Regionalwettbewerb „Jugend forscht“: Großer Erfolg für Schüler:innen des OvTG

Am 16. und 17.02.2022, fand die jährliche Regionalrunde des bekannten Schüler-Wettbewerbs „Jugend forscht“ statt.

Bei diesem „Forscher-Wettbewerb“ haben Schülerinnen und Schüler die Möglichkeit, eigene Forschungsprojekte im Laufe des Jahres zu erarbeiten und verschriftlicht einzureichen. Die Abgabefrist hierfür lag bereits Mitte Januar, wobei es an genannten Tagen noch einmal online in Gesprächen mit den Jurorinnen und Juroren die Gelegenheit für tiefergehende Fragen bezüglich der Arbeiten gab.

Die Schülerinnen und Schüler sind bei „Jugend forscht“ sehr frei in ihrer Themenwahl und werden insbesondere ermutigt, Fragen auf den Grund zu gehen, welche außerhalb klassischer Forschungsdomänen liegen und sie ganz persönlich interessieren. Ihnen ist dabei auch die Unterstützung von LehrerInnen/ BetreuerInnen und Institutionen durch z.B. die Bereitstellung von Räumlichkeiten oder Geräten freigestellt, sofern sie ihren Eigenanteil an der Arbeit klar kennzeichnen. Dadurch können die Jurorinnen und Juroren einerseits altersgerecht (die Altersspanne der Teilnehmenden lag ca. zwischen 11 und 18 Jahren), aber auch ergebnisgerecht urteilen.

Auch dieses Jahr war das OvTG wieder mit vielen Projekten vertreten, mit insgesamt 12 SchülerInnen bzw. 11 Projekten, allesamt aus der 12. Jahrgangsstufe.

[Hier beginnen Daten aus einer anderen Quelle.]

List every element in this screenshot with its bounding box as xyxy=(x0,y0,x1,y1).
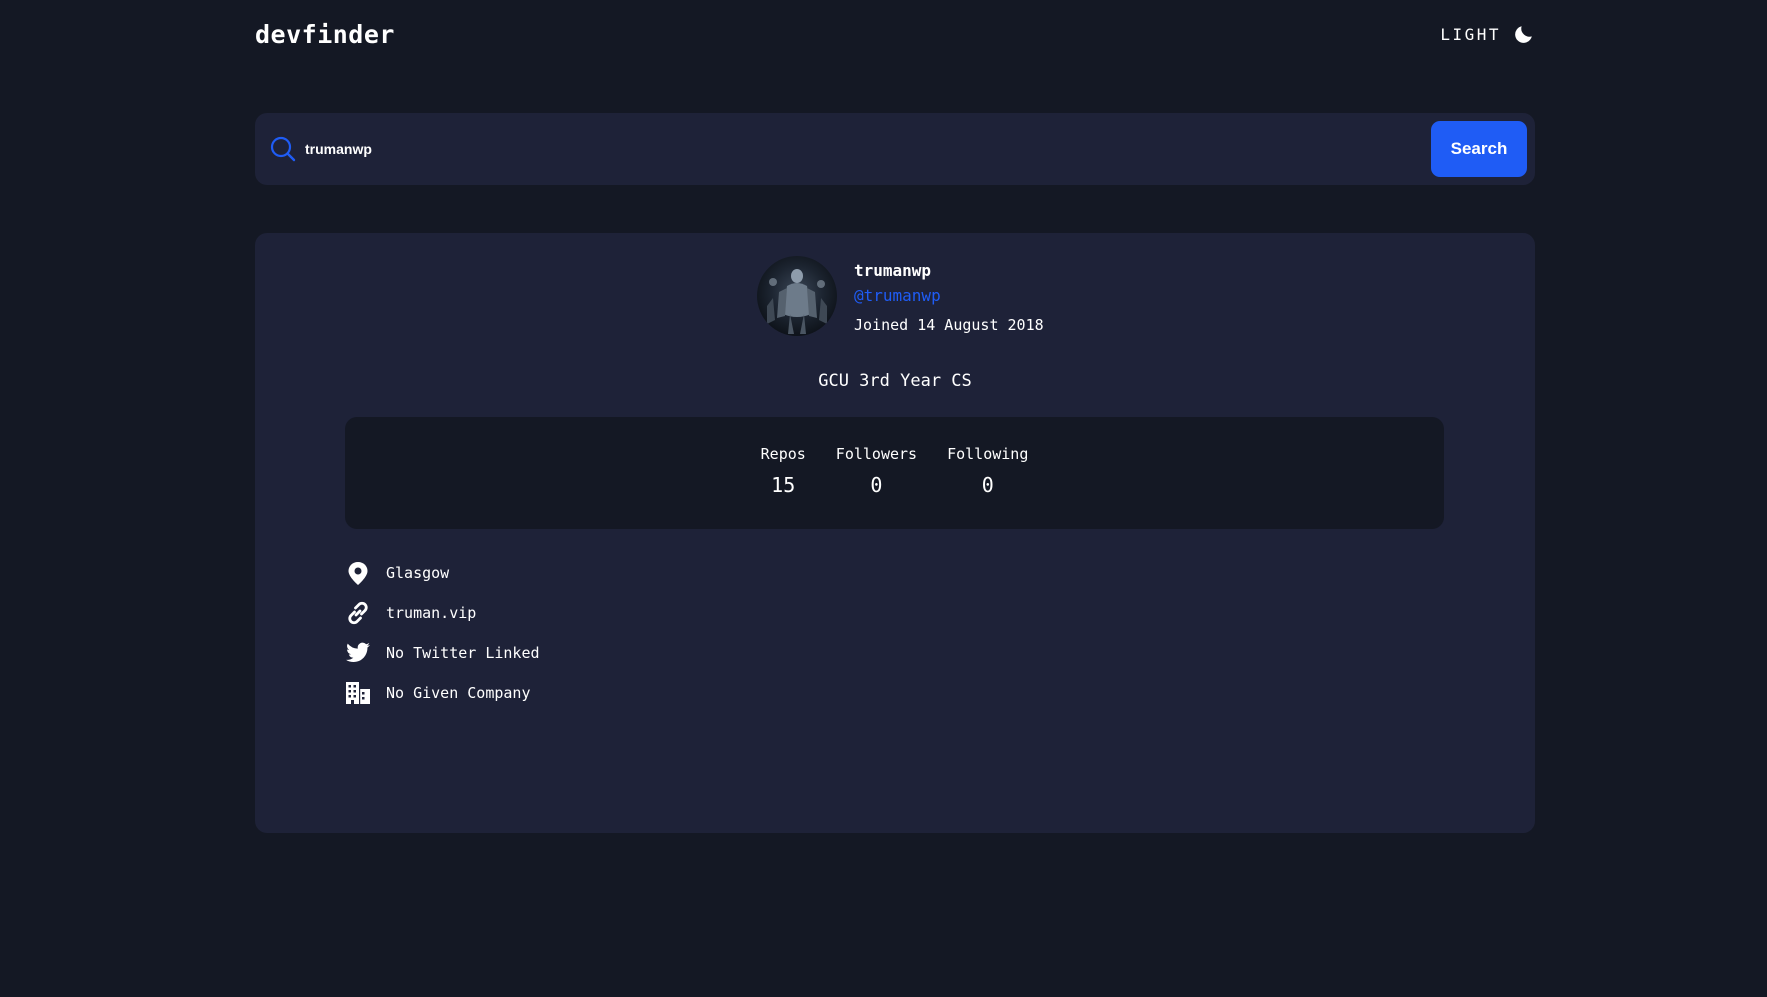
location-pin-icon xyxy=(348,562,368,585)
link-website: truman.vip xyxy=(345,593,540,633)
profile-meta: trumanwp @trumanwp Joined 14 August 2018 xyxy=(854,256,1044,334)
profile-username-link[interactable]: @trumanwp xyxy=(854,286,1044,308)
link-twitter-text: No Twitter Linked xyxy=(386,644,540,662)
devfinder-page: devfinder LIGHT Search xyxy=(0,0,1767,997)
search-icon xyxy=(270,136,296,162)
stat-repos-label: Repos xyxy=(760,445,806,463)
link-company: No Given Company xyxy=(345,673,540,713)
stat-followers-label: Followers xyxy=(835,445,918,463)
twitter-icon xyxy=(346,642,370,662)
profile-bio: GCU 3rd Year CS xyxy=(818,371,972,391)
link-location: Glasgow xyxy=(345,553,540,593)
stat-followers: Followers 0 xyxy=(836,445,917,529)
avatar-image xyxy=(757,256,837,336)
link-company-text: No Given Company xyxy=(386,684,531,702)
stat-followers-value: 0 xyxy=(870,473,883,497)
link-chain-icon xyxy=(348,601,368,625)
avatar xyxy=(757,256,837,336)
stat-following-label: Following xyxy=(947,445,1029,463)
stat-following: Following 0 xyxy=(947,445,1028,529)
moon-icon xyxy=(1515,26,1532,43)
app-logo: devfinder xyxy=(255,19,395,49)
search-input[interactable] xyxy=(303,129,1431,169)
profile-card: trumanwp @trumanwp Joined 14 August 2018… xyxy=(255,233,1535,833)
theme-toggle-label: LIGHT xyxy=(1440,24,1501,44)
stats-panel: Repos 15 Followers 0 Following 0 xyxy=(345,417,1444,529)
company-building-icon xyxy=(346,682,370,704)
stat-repos-value: 15 xyxy=(771,473,796,497)
profile-name: trumanwp xyxy=(854,261,932,280)
profile-links: Glasgow truman.vip No Twitter Linked No … xyxy=(345,553,540,713)
stat-following-value: 0 xyxy=(981,473,994,497)
search-button[interactable]: Search xyxy=(1431,121,1527,177)
link-website-text[interactable]: truman.vip xyxy=(386,604,476,622)
link-location-text: Glasgow xyxy=(386,564,450,582)
link-twitter: No Twitter Linked xyxy=(345,633,540,673)
app-header: devfinder LIGHT xyxy=(255,14,1535,54)
stat-repos: Repos 15 xyxy=(761,445,806,529)
search-bar: Search xyxy=(255,113,1535,185)
theme-toggle-button[interactable]: LIGHT xyxy=(1440,23,1535,45)
profile-header: trumanwp @trumanwp Joined 14 August 2018 xyxy=(757,256,1044,336)
profile-joined-date: Joined 14 August 2018 xyxy=(854,316,1044,334)
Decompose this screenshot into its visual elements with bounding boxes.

Nach den Online-Gesprächen mit den Jurorinnen und Juroren am 16.02, bei welchen jedes Projekt erst noch einmal kurz vorgestellt und besonders Aspekte betont wurden, welche in der schriftlichen Arbeit eventuell nur schwer erkennbar waren (wie die Herausstellung des eigenen Forschungsanteils), war am darauffolgenden Tag bereits die Preisverleihung.

Hierbei wurden erst die über 50 Sonderpreise verliehen, welche von Unterstützerinnen und Unterstützern des Wettbewerbs für spezielle Leistungen/ Projekte ausgelobt wurden, wie z.B. für die beste Präsentation oder für Forschung im Bereich Umweltschutz. Hierbei gingen ganze 11 dieser Preise an das OvTG, wobei diese mit individuellen Angeboten, wie Abonnements für wissenschaftliche Zeitschriften oder Seminaren dotiert waren.

Die Preisträgerinnen und Preisträger der Sonderpreise sind: Benedikt Cuiper, Shizhe He, Henriette Höhne, Rebecca Treplin, Maximilian Eitelwein, Moritz Bender, Saskia Unz, Lukas Staar und Daniel Henke.

Außerdem wurden in den jeweiligen Fachgebieten Biologie, Informatik/ Mathematik, Physik, Technik und Chemie 1., 2. und 3. Preise vom Veranstalter direkt verliehen.

Dabei gewannen 3. Preise Henriette Höhne im Gebiet Biologie, Karolina Waggershauser im Gebiet Physik und Benedikt Cuiper im Gebiet Technik. Rebecca Treplin und Anna Hofmann ergatterten jeweils einen 2. Preis in den Gebieten Physik und Chemie. Zwei der ersten Preise, welche ein „Weiterrücken“ in den landesweiten Wettbewerb, also die „nächste Runde“ beinhalten, gingen im Bereich Mathematik/ Informatik ans OvTG, und zwar an Lukas Staar und Daniel Henke als Zweierteam und an Shizhe He.

Wir bedanken uns bei allen Unterstützerinnen und Unterstützer unserer Projekte und den Wettbewerbsleiterinnen und Wettbewerbsleitern, welche auch unter Pandemiebedingungen den Wettbewerb zumindest digital ermöglicht haben. Außerdem hoffen wir, dass der Wettbewerb im nächsten Jahr wieder als Vorstellung der Projekte an Ständen in Präsenz möglich sein wird.